Critique de Nothingman (Marche-en- Famenne, Inscrit le 21 août 2002, 44 ans) - 30 janvier 2006

Il, c'est le narrateur, qui nous fait partager ses errances quotidiennes dans Paris. Le moindre centimètre carré urbain peut attiser chez lui quelque digression ou pensée définitive. On pense à Modiano. Au travers d'un langage simple, il nous fait partager sa vie aussi. Le mariage avec Hélène, le choix de l'appartement, les dîners chez les beaux-parents, la naissance de son fils Bruno, la débâcle progressive. Car Hélène n'en peut plus de ce grand enfant, ce naïf, ce rêveur continuel qu'on croirait spectateur de sa propre vie. Même marié, on le sent seul, solitaire.
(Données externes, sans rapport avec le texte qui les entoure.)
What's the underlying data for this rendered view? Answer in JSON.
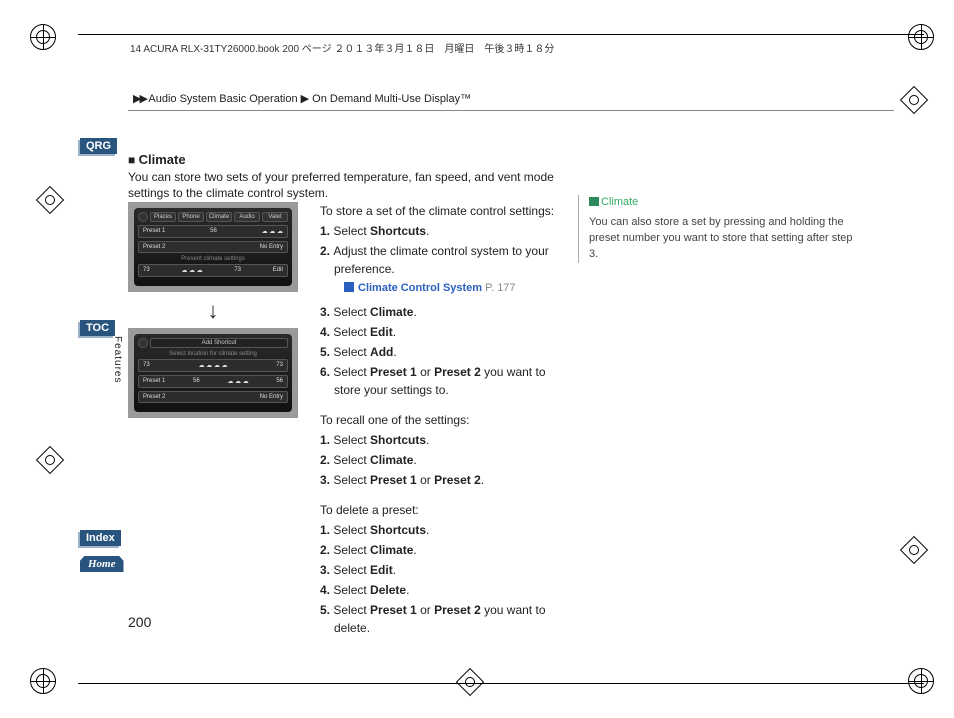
{
  "header": {
    "file_info": "14 ACURA RLX-31TY26000.book  200 ページ  ２０１３年３月１８日　月曜日　午後３時１８分",
    "breadcrumb_arrows": "▶▶",
    "breadcrumb_1": "Audio System Basic Operation",
    "breadcrumb_sep": "▶",
    "breadcrumb_2": "On Demand Multi-Use Display™"
  },
  "nav": {
    "qrg": "QRG",
    "toc": "TOC",
    "index": "Index",
    "home": "Home",
    "side_label": "Features"
  },
  "section": {
    "title": "Climate",
    "intro": "You can store two sets of your preferred temperature, fan speed, and vent mode settings to the climate control system."
  },
  "screen1": {
    "tabs": [
      "Places",
      "Phone",
      "Climate",
      "Audio",
      "Valet"
    ],
    "preset1_label": "Preset 1",
    "preset1_val": "56",
    "preset2_label": "Preset 2",
    "preset2_val": "No Entry",
    "footer_label": "Present climate settings",
    "footer_left": "73",
    "footer_right": "73",
    "edit": "Edit"
  },
  "arrow": "↓",
  "screen2": {
    "title": "Add Shortcut",
    "subtitle": "Select location for climate setting",
    "row1_left": "73",
    "row1_right": "73",
    "preset1_label": "Preset 1",
    "preset1_left": "56",
    "preset1_right": "56",
    "preset2_label": "Preset 2",
    "preset2_val": "No Entry"
  },
  "store": {
    "lead": "To store a set of the climate control settings:",
    "s1_a": "Select ",
    "s1_b": "Shortcuts",
    "s2": "Adjust the climate control system to your preference.",
    "link_text": "Climate Control System",
    "link_page": "P. 177",
    "s3_a": "Select ",
    "s3_b": "Climate",
    "s4_a": "Select ",
    "s4_b": "Edit",
    "s5_a": "Select ",
    "s5_b": "Add",
    "s6_a": "Select ",
    "s6_b": "Preset 1",
    "s6_c": " or ",
    "s6_d": "Preset 2",
    "s6_e": " you want to store your settings to."
  },
  "recall": {
    "lead": "To recall one of the settings:",
    "s1_a": "Select ",
    "s1_b": "Shortcuts",
    "s2_a": "Select ",
    "s2_b": "Climate",
    "s3_a": "Select ",
    "s3_b": "Preset 1",
    "s3_c": " or ",
    "s3_d": "Preset 2"
  },
  "del": {
    "lead": "To delete a preset:",
    "s1_a": "Select ",
    "s1_b": "Shortcuts",
    "s2_a": "Select ",
    "s2_b": "Climate",
    "s3_a": "Select ",
    "s3_b": "Edit",
    "s4_a": "Select ",
    "s4_b": "Delete",
    "s5_a": "Select ",
    "s5_b": "Preset 1",
    "s5_c": " or ",
    "s5_d": "Preset 2",
    "s5_e": " you want to delete."
  },
  "sidebar": {
    "heading": "Climate",
    "body": "You can also store a set by pressing and holding the preset number you want to store that setting after step 3."
  },
  "page_number": "200"
}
Si ce n'est Alco, cet épicier sympa qui triture avec passion la grammaire et l'orthographe, son confident occasionnel. Il y a quelque chose chez ce type qui fait penser à Charlot; un être, vagabond de sa propre vie et pourtant jamais triste. Cette naïveté du personnage m'a souvent dérangé. Comme son entreprise finale à laquelle il croit, sans y croire. Beaucoup y ont vu de l'humour, personnellement j'ai plus ressenti de la tristesse pour ce personnage.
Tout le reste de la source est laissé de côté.